Trump allowed Roy Cohn's boyfriend to stay at the Hyatt, after he got sick and was kicked out of his apartment building, but when Trump found out the guy had AIDS, he got him ejected from the Hyatt, too, soon after that. After the boyfriend died, Trump brought Roy to Mar-a-Lago, which even back then was being called the "Winter White House". The property had been owned by cereal magnate Marjorie Post, who bequeathed it to the U.S. government when she died, so Presidents could have a place to stay when they visited Florida - only not many of the Presidents wanted to do that, so Trump bought it on the cheap, and wouldn't you know it, eventually it became the "Winter White House" for real.
(There's not even time in this film to get into how Trump managed to buy the Mar-A-Lago resort for $7 million after the owners rejected his initial bid of $15 million.
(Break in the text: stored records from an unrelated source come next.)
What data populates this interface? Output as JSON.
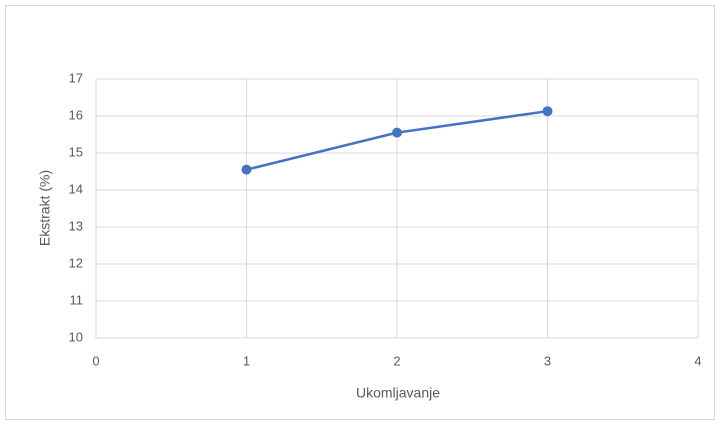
{
  "chart_data": {
    "type": "line",
    "x_label": "Ukomljavanje",
    "y_label": "Ekstrakt (%)",
    "series": [
      {
        "name": "Ekstrakt",
        "color": "#4472c4",
        "x": [
          1,
          2,
          3
        ],
        "values": [
          14.55,
          15.55,
          16.13
        ]
      }
    ],
    "xlim": [
      0,
      4
    ],
    "xticks": [
      0,
      1,
      2,
      3,
      4
    ],
    "ylim": [
      10,
      17
    ],
    "yticks": [
      10,
      11,
      12,
      13,
      14,
      15,
      16,
      17
    ],
    "grid": true
  }
}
HINT: he used Roy Cohn's three rules, especially the first one.)
How is it possible that this was filmed in Toronto? It sure LOOKS like NYC - but I guess it's not, that's very appropriate, considering how Donald Trump is really a fake billionaire who has just inflated his assets over time. And his birth city of New York doesn't even want him to come visit any more, so yeah, that feels about right that this was made in our future 51st state, Canada. They sure did a great job of integrating those scenes with stock footage of NYC. Oh, another fake thing about Trump, The real family name is "Drumpf", not "Trump". Trump's mother was also German, that explains a lot to me.
Look, I'm not going to lie and tell you that Sebastian Stan looked exactly like a young Donald Trump, he didn't. If anything he looked like a cross between an overweight Mark Hamill and Biff Tannen from "Back to the Future Part 2". But people say that character predicted Trump's presidency, so again, it feels appropriate somehow.
Also, I have to say it, and this comes from the heart, "FUCK YOU, Roy Cohn." and "FUCK YOU, Donald Trump". Just so we're all clear.
Directed by Ali Abbasi
Also starring Jeremy Strong (last seen in "Armageddon Time"), Martin Donovan (last seen in "When Trumpets Fade"), Maria Bakalova (last seen in "Unfrosted"), Catherine McNally, Charlie Carrick (last seen in "Alice, Darling"), Ben Sullivan, Mark Rendall (last seen in "Stockholm"), Joe Pingue (last seen in "Devil"), Ron Lea (last seen in "The Sentinel"), Edie Inksetter (last seen in "Godsend"), Matt Baram (last seen in "Mr. Magorium's Wonder Emporium"), Moni Ogunsuyi, Brad Austin, Stuart Hughes (last seen in "It"), Jim Monaco (last seen in "Malcolm X"), Clare Coulter, Hume Baugh, Tammy Boundy, Jaclyn Vogl, James Downing, Jai Jai Jones, Bruce Beaton (last seen in "Chicago"), Frank Moore (last seen in "Jesus Henry Christ"), James Madge, Ian D. Clark, Mishka Thebaud, Taylor Brunatti, Addyson Douglas, Emma Elle Paterson, Valerie O'Connor, Chris Owens (last seen in "A Simple Favor"), Jason Blicker (last seen in "Life" (2015)), Sam Rosenthal, Eoin Duffy, Craig Warnock, Tom Barnett (last seen in "The Boondock Saints II: All Saints Day"), Ben Ball, Iona Rose MacKay, Samantha Espie, Aidan Gouveia, Charlie Seminerio, Russell Yeun (last seen in "Bulletproof Monk"), Michael Gordin Shore (last seen in "The Man from Toronto"), Kerry Ann Doherty, Michael Hough, Benny Shilling, Patch Darragh, Dina Roudman, Marvin Karon, Niamh Carolan, Peter McGann, Kyle James Butler, Emily Mitchell, with archive footage of Richard Nixon (last seen in "Fly Me to the Moon"), Gerald Ford (last seen in "Belushi"), Ronald Reagan (last seen in "Lou").
RATING: 6 out of 10 "diet pills", which were really amphetamines - but remember, Trump says he never took drugs, yet another lie.